Facts about U.S. Health Care*
• Health care in the United States costs about $2.5-3 trillion annually;
• Health care is about 18% of the U.S. gross national product;
• 5% of the U.S. population account for 50% of annual health care costs;
• About 16% of the U.S. population has no health insurance;
• U.S. has 2.4 doctors per 1000 people, average among developed nations is 3.1;
• U.S. has 2.6 hospital beds per 1000 people, average among developed nations is 3.4;
• U.S. life expectancy at birth is 78.7 years, average among developed nations is 79.8;
• Administrative costs of health care in the U.S. are higher than in any other developed nation;
• Annual health care cost per person in the U.S. is 50% higher than any other developed nation;
• U.S. has the highest rates of hospital admissions for manageable conditions such as diabetes, COPD and asthma;
• U.S. has the highest rates of spending among developed nations for preventable diseases;
• U.S. spends more on technology for health care than any other developed nation;
• U.S. spends more on health care and cancer research than any other developed nation;
• Five-year survival rate for breast and colorectal cancer is among the best in developed nations.

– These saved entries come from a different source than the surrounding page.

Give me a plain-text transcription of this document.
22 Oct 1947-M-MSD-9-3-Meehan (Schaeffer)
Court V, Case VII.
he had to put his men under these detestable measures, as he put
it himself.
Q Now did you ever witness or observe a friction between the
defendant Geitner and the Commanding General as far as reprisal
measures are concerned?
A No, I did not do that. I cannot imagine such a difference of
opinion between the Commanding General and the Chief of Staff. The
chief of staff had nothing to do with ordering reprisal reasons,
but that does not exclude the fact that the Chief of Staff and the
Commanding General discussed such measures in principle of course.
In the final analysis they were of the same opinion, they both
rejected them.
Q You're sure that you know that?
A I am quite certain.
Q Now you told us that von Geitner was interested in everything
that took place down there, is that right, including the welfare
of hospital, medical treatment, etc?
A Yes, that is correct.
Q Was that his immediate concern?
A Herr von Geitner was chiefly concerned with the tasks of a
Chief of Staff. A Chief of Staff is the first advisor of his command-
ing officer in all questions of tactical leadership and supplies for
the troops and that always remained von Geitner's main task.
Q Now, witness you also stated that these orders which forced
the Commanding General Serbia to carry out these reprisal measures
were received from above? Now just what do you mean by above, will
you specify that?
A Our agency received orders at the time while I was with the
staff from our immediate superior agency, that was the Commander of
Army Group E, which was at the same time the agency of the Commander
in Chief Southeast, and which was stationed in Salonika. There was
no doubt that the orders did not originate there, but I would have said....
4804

*Source is a report by the Organization of Economic Cooperation and Development (OECD)
About $2.5-3 trillion are spent on health care in the United States annually. All of us who are working, paying taxes and paying our bills are footing the cost of that health care. Until the Affordable Care Act (ACA or Obamacare) was passed, there was no provision in our law to provide for that health care cost to be paid, so it was handled piece meal and whatever wasn’t covered by either insurance or some other program was tacked onto the individual bills of those among us paying out of pocket.
We spend more on health care than any other nation because we have the poorest system of keeping people healthy of any developed nation on the face of the Earth.
We have among the finest systems on Earth for adding five years onto the lives of people dying of cancer and cardiovascular disease-but we do a lousy job of preventing the cancer and cardiovascular disease in the first place.
Until the ACA was passed, we were the only developed nation on Earth not providing universal health care. People in other developed nations get health care to prevent the most common health problems we have to deal with like diabetes, COPD, asthma, cardiovascular disease, etc.
We have more preventable health care costs than any other developed nation, but Obamacare offers an opportunity to change that by making it possible for our citizens to get the same level of health care available in other developed nations.
Republican President Theodore Roosevelt began the push for Obamacare back at the beginning of the last century.
Obamacare doesn’t increase health care costs at all, it only provides a method of paying for it while making sure that our health care system is effective at preventing disease as well as at treating serious health conditions. All the evidence, based on the experience of every other developed nation, is that Obamacare will reduce our national health care costs.
Now a foolish cadre of Republican congressmen want to undo Roosevelt’s dream and return us to the expensive and ineffective system that preceded Obamacare. They offer no alternative option for addressing health care costs.
De-funding Obamacare is a silly, selfish and really stupid proposition advanced by politicians who already enjoy all of the benefits Obamacare extends to the rest of Americans. The President is right to refuse to bargain about it.